My opinion; Penske will succeed without Brad, and Brad will succeed without Penske. RFK will benefit most from this situation, I think, but Penske will not be hurt because of this. It may be an inconvenience for a bit, but that’s about all.

Dav_Daddy

I’m assuming that all of Penske racing assets are under the same corporate umbrella as his publicly traded company? If so and it’s kinda like Berkshire in structure then unfortunately he’s right. There is no easy, cheap, or even guaranteed way to give him a piece of just the NASCAR team.

He probably could have offered shares in Penske Corp just like executives are awarded stock based compensation.
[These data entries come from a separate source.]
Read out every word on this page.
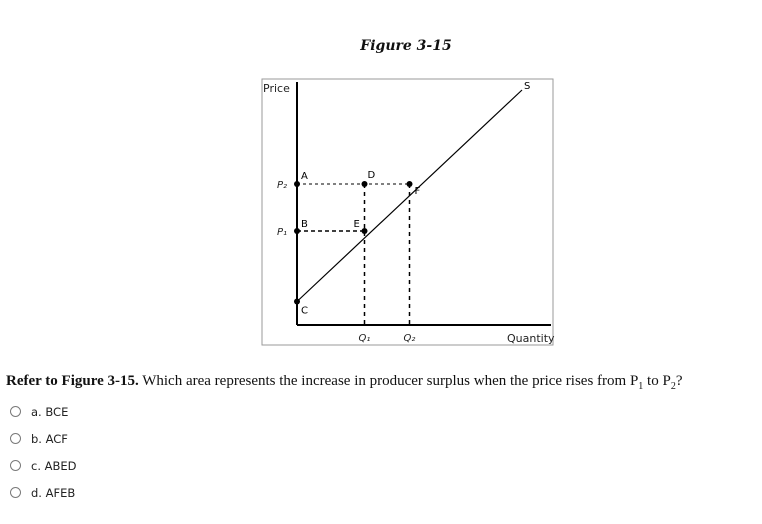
Figure 3-15
Price
Quantity
S
A
B
C
D
E
F
P₂
P₁
Q₁	Q₂
Refer to Figure 3-15. Which area represents the increase in producer surplus when the price rises from $P_1$ to $P_2$?
a. BCE
b. ACF
c. ABED
d. AFEB
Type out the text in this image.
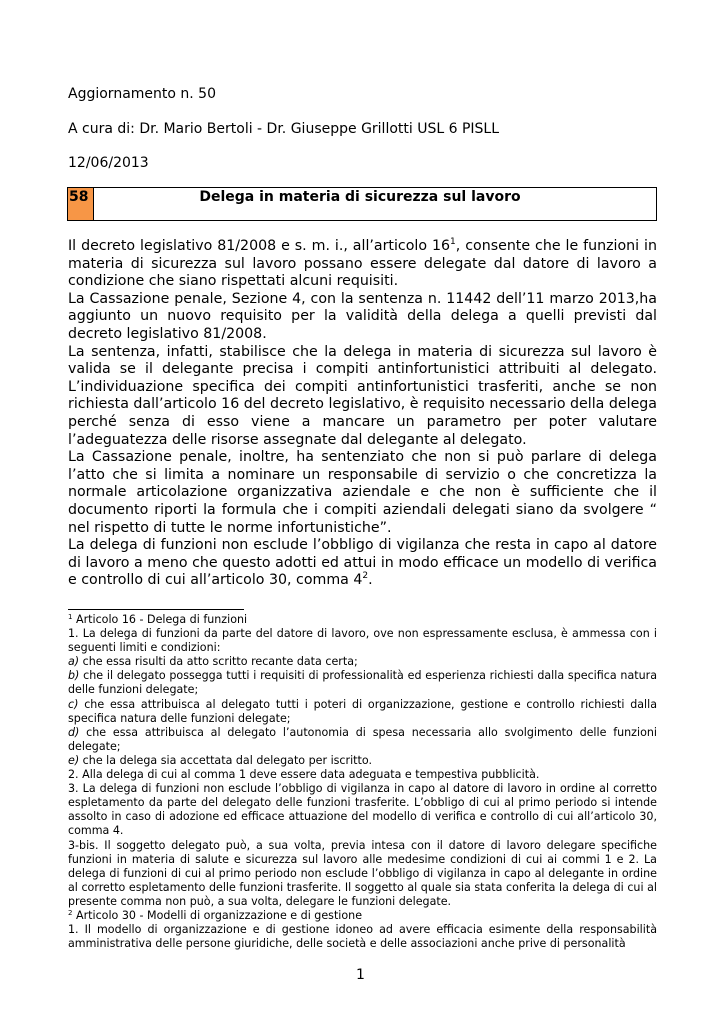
Aggiornamento n. 50
A cura di: Dr. Mario Bertoli - Dr. Giuseppe Grillotti USL 6 PISLL
12/06/2013
58	Delega in materia di sicurezza sul lavoro

Il decreto legislativo 81/2008 e s. m. i., all’articolo $16^1$, consente che le funzioni in materia di sicurezza sul lavoro possano essere delegate dal datore di lavoro a condizione che siano rispettati alcuni requisiti.

La Cassazione penale, Sezione 4, con la sentenza n. 11442 dell’11 marzo 2013,ha aggiunto un nuovo requisito per la validità della delega a quelli previsti dal decreto legislativo 81/2008.

La sentenza, infatti, stabilisce che la delega in materia di sicurezza sul lavoro è valida se il delegante precisa i compiti antinfortunistici attribuiti al delegato. L’individuazione specifica dei compiti antinfortunistici trasferiti, anche se non richiesta dall’articolo 16 del decreto legislativo, è requisito necessario della delega perché senza di esso viene a mancare un parametro per poter valutare l’adeguatezza delle risorse assegnate dal delegante al delegato.

La Cassazione penale, inoltre, ha sentenziato che non si può parlare di delega l’atto che si limita a nominare un responsabile di servizio o che concretizza la normale articolazione organizzativa aziendale e che non è sufficiente che il documento riporti la formula che i compiti aziendali delegati siano da svolgere “ nel rispetto di tutte le norme infortunistiche”.

La delega di funzioni non esclude l’obbligo di vigilanza che resta in capo al datore di lavoro a meno che questo adotti ed attui in modo efficace un modello di verifica e controllo di cui all’articolo 30, comma $4^2$.

$^1$ Articolo 16 - Delega di funzioni

1. La delega di funzioni da parte del datore di lavoro, ove non espressamente esclusa, è ammessa con i seguenti limiti e condizioni:

a) che essa risulti da atto scritto recante data certa;

b) che il delegato possegga tutti i requisiti di professionalità ed esperienza richiesti dalla specifica natura delle funzioni delegate;

c) che essa attribuisca al delegato tutti i poteri di organizzazione, gestione e controllo richiesti dalla specifica natura delle funzioni delegate;

d) che essa attribuisca al delegato l’autonomia di spesa necessaria allo svolgimento delle funzioni delegate;

e) che la delega sia accettata dal delegato per iscritto.

2. Alla delega di cui al comma 1 deve essere data adeguata e tempestiva pubblicità.

3. La delega di funzioni non esclude l’obbligo di vigilanza in capo al datore di lavoro in ordine al corretto espletamento da parte del delegato delle funzioni trasferite. L’obbligo di cui al primo periodo si intende assolto in caso di adozione ed efficace attuazione del modello di verifica e controllo di cui all’articolo 30, comma 4.

3-bis. Il soggetto delegato può, a sua volta, previa intesa con il datore di lavoro delegare specifiche funzioni in materia di salute e sicurezza sul lavoro alle medesime condizioni di cui ai commi 1 e 2. La delega di funzioni di cui al primo periodo non esclude l’obbligo di vigilanza in capo al delegante in ordine al corretto espletamento delle funzioni trasferite. Il soggetto al quale sia stata conferita la delega di cui al presente comma non può, a sua volta, delegare le funzioni delegate.

$^2$ Articolo 30 - Modelli di organizzazione e di gestione

1. Il modello di organizzazione e di gestione idoneo ad avere efficacia esimente della responsabilità amministrativa delle persone giuridiche, delle società e delle associazioni anche prive di personalità

1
But that stake would be very small sub .25% I’m sure assuming I’m correct and Penske Corp is worth over 7.5 billion.

He could have tried issuing a 2nd class of stock that was just the NASCAR stuff but all the current shareholders would still own what % of the team they do now. Plus there’d be lawsuits.

He could spin the NASCAR team off into its own near corporation. But the current shareholders would be entitled to a % of the new shares equal to their current holdings. If Joe Blow owns 3% of Penske he’d 3% of the new company as well. Plus I’m sure there’d be more lawsuits. Plus if the cup team ever were to start losing money bankruptcy would be a real threat.

Last and worst option would be for Penske the person to purchase the race team from Penske Corp. This would have all the drawbacks above plus even more lawsuits.

In the end it really isn’t possible if they are structured the way I believe. It’s been a while since I’ve had call to exercise these brain muscles thanks! Felt good.